Zur Anregung Ihrer Fantasie: 7.00 Uhr wecken, Medizin nehmen, 1 Stunde Fahrt ins Skigebiet. Von 10.00 Uhr bis 16.00 Uhr in erhöhter Risiko-Situation (eine falsche Entscheidung kann sich auf Leib und Leben auswirken). Bis zum Abendessen dann psychotherapeutische Tätigkeit, nach dem Abendessen Unterhaltungskünstler und in der Nacht, Kampf gegen betrunkene fensterlnde Dorfburschen. Und das 10 Tage lang. Fragen Sie doch mal in der Schule, wer das noch macht.

Ich erhebe Einspruch! 

Brief Nummer 2 – nicht anerkannte Werbungskosten

Sehr geehrte Damen und Herren,

in Beantwortung Ihres Schreibens vom 04.04. möchte ich Ihre Feststellung, die von mir angeschaffte Brille stelle keine Werbungskosten dar, als nicht richtig ansehen. 

Gründe: Die Brille wurde für meinen Bildschirmarbeitsplatz angeschafft.

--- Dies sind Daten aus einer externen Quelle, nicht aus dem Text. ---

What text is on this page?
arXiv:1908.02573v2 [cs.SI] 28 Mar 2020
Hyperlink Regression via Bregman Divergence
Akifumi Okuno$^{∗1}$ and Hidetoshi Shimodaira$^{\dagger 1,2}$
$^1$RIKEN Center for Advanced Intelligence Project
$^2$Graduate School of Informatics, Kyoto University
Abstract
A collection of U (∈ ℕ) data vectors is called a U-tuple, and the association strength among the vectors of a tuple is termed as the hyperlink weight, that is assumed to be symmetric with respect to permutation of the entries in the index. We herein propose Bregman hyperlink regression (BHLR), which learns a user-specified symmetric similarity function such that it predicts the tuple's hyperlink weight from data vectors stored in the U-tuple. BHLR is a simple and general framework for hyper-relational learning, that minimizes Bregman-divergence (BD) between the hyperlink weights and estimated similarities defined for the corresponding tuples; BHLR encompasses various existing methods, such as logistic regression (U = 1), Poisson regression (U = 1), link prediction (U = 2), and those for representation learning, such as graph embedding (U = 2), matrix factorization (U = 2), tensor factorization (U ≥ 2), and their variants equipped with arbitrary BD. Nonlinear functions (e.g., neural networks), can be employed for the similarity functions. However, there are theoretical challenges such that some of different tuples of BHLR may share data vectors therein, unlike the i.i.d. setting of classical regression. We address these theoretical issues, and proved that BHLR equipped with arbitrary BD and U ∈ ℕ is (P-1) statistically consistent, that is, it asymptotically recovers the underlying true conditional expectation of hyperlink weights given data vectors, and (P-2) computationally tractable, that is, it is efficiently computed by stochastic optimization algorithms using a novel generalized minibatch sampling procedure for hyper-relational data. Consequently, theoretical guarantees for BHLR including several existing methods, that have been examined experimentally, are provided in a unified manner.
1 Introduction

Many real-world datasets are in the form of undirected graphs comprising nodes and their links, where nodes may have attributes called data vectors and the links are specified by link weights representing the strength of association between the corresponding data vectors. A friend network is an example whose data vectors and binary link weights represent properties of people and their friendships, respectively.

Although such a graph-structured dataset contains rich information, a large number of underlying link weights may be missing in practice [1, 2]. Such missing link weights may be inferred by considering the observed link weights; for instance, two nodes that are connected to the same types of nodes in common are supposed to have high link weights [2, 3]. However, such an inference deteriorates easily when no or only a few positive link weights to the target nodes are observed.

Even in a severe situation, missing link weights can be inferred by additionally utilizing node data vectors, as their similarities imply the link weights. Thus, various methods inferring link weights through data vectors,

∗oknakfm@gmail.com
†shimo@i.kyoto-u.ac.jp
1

Da ich privat nicht im Besitz eines PC `s bin, fällt die private Nutzung weg. Sollten Sie zu dem Ergebnis kommen, dass die Brille zumindest teilweise als beruflich genutzt anzuerkennen sei, hier eine Aufstellung der berufliche bedingten Brillentragezeiten:

Jahrestage: 365 Tage  x 24 Std. = 8760 Stunden

Schlaf: 365 Tage x 8 Std. = 2920 Stunden

macht 5840 Stunden die verbleiben 

Arbeitsstunden 231 Tage x 8 Std. = 1848 Std. also 31,64 % 

Anschaffung Brille 1249,– € davon 31,64 % = 395,18 €

Mit freundlichen Grüßen 

Und zu guter Letzt – Brief Nummer 3:

Mein Antrage vom 08.7.1990 im Hinblick auf das BFH-Urteil vom 13.03.1990 (IX R 104/85) wurde von Ihnen bisher nicht bearbeitet.

Ich bitte nunmehr, den mir zustehenden Betrag umgehend zu überweisen. Herd und Spule sind absetzbar, also bitte zurück mit der zuviel gezahlten Kohle.

Mit freundlichen Grüßen 

Die Briefe sind ein Auszug aus dem Buch „Meine Frau ist eine außergewöhnliche Belastung“ von Ralf Sikorski.

Ein schönes und erholsames Winterwochenende wünscht Ihnen der Lohnsteuerhilfeverein e.V.